Il direttore del dipartimento Materno-Infantile del Policlinico di Modena, Lorenzo Iughetti: "Numeri molto alti, un sovraffollamento che ha messo a dura prova il personale sanitario di tutto il reparto"

Modena, 29 dicembre 2023 – È stato un Natale diverso dal solito per tanti italiani che, durante le festività, hanno dovuto fare i conti con l’influenza stagionale. Nonostante la prevenzione vaccinale raccomandata dall’Ausl, anche a Modena febbre alta, tosse, mal di gola, spossatezza e raffreddore hanno sorpreso migliaia di persone che, all’ultimo minuto, hanno disertato cenoni, pranzi e viaggi per prendere d’assalto medici di base, farmacie e pronto soccorso.

L’influenza non ha risparmiato neanche i più piccoli e, nelle ultime settimane, il reparto di Pediatria del Policlinico di Modena è stato assediato e ha registrato un boom di richieste di accettazione.

Lorenzo Iughetti, direttore del Dipartimento materno infantile del Policlinico di Modena
Lorenzo Iughetti, direttore del Dipartimento materno infantile del Policlinico di Modena

"Soltanto nei giorni compresi tra il 23 e il 26 dicembre – spiega Lorenzo Iughetti, direttore del Dipartimento materno infantile del Policlinico di Modena – abbiamo avuto 500 bambini in accettazione pediatrica: considerando le famiglie, significa interfacciarsi con più di 1500 persone, un numero impressionante".

Un sovraffollamento che ha messo a dura prova il personale sanitario del Policlinico ma, stando alle parole del direttore, non trova un corrispettivo nel numero di ricoveri. "In totale – prosegue Iughetti – abbiamo ricoverato soltanto 32 bambini: questo significa che molti accessi sono determinati dalle preoccupazioni legittime di molti genitori che non riescono, però, a trovare una risposta sul territorio e temono che i loro figli possano avere una patologia grave".

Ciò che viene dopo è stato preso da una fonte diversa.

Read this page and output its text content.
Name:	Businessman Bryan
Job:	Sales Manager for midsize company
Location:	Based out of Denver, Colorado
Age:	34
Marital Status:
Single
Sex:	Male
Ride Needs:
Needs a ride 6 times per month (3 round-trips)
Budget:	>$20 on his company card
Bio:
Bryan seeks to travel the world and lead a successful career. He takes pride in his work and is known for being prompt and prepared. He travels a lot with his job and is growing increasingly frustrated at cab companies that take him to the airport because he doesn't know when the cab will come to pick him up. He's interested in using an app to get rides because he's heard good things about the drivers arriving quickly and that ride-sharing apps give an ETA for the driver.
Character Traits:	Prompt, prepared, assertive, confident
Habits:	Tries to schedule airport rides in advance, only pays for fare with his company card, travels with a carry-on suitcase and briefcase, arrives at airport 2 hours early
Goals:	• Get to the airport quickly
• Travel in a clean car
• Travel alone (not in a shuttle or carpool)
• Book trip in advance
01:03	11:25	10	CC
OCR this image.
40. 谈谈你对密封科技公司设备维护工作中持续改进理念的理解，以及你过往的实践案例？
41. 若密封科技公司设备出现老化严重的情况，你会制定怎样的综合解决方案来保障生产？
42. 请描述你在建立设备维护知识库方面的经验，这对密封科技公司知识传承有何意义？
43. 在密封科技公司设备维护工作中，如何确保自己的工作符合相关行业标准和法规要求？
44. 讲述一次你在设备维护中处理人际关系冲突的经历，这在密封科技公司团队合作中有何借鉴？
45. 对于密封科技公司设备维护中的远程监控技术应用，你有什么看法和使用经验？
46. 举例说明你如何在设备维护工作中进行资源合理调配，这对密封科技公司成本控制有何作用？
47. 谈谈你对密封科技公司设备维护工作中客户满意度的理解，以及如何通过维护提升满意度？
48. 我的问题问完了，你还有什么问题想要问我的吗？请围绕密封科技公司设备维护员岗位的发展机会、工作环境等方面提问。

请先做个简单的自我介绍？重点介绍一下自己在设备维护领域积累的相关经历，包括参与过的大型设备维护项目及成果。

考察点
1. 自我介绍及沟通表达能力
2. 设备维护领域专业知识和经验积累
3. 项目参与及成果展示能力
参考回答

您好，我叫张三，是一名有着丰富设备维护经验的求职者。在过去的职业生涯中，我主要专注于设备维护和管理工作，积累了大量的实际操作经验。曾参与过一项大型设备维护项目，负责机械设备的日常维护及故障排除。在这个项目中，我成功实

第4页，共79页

Per contrastare l’emergenza, il Policlinico si è attrezzato rapidamente.

"Oggi – illustra il direttore – a fronte di 24 posti letto, abbiamo 46 ricoverati: siamo riusciti a utilizzare i letti della chirurgia pediatrica e ne abbiamo acquisiti altri in un’altra zona della struttura. Il nostro scopo è poter dare una risposta a tutti e prenderci cura tempestivamente dei casi più critici. È inevitabile che questa situazione generi tempi d’attesa piuttosto lunghi, che mettono a dura prova le famiglie".

"Comprendo perfettamente che questa situazione metta sotto stress genitori e parenti – precisa Iughetti – ma è importante sapere che logora anche medici e infermieri: gestire 140 accessi in 24 ore significa garantire a ogni bambino non più di 10 minuti di tempo per ogni visita. Lavorare in questo modo è estremamente impattante: diversi bambini manifestano patologie molto serie che richiedono particolare attenzione, sia dal punto di vista medico, sia da quello umano". Una tendenza che preoccupa, se si pensa al numero di richieste che stanno giungendo nei pronto soccorso di tutta Italia, ma che è in linea con le aspettative relative all’influenza stagionale.

Rispetto all’anno scorso – conclude il direttore Iughetti – non abbiamo registrato una grande variazione: nel 2022 l’influenza era iniziata prima, verso la fine di novembre e, se ricordo bene, registravamo più casi di bronchite. Attualmente, sembra di ritornare alla situazione degli anni che hanno preceduto il Covid, quando il picco dell’influenza stagionale cominciava verso la fine di dicembre e terminava a febbraio".

In riferimento al periodo di dicembre e ai fattori che incidono sugli accessi nelle strutture sanitarie, il direttore generale dell’Azienda Ospedaliero-Universitaria di Modena Claudio Vagnini ha evidenziato "la forte pressione di questi giorni festivi sui Pronto soccorso degli ospedali, in particolare la pressione sul Pronto soccorso e reparto di Pediatria a causa delle patologie stagionali aggravate anche dalla non soddisfacente adesione alle campagne vaccinali".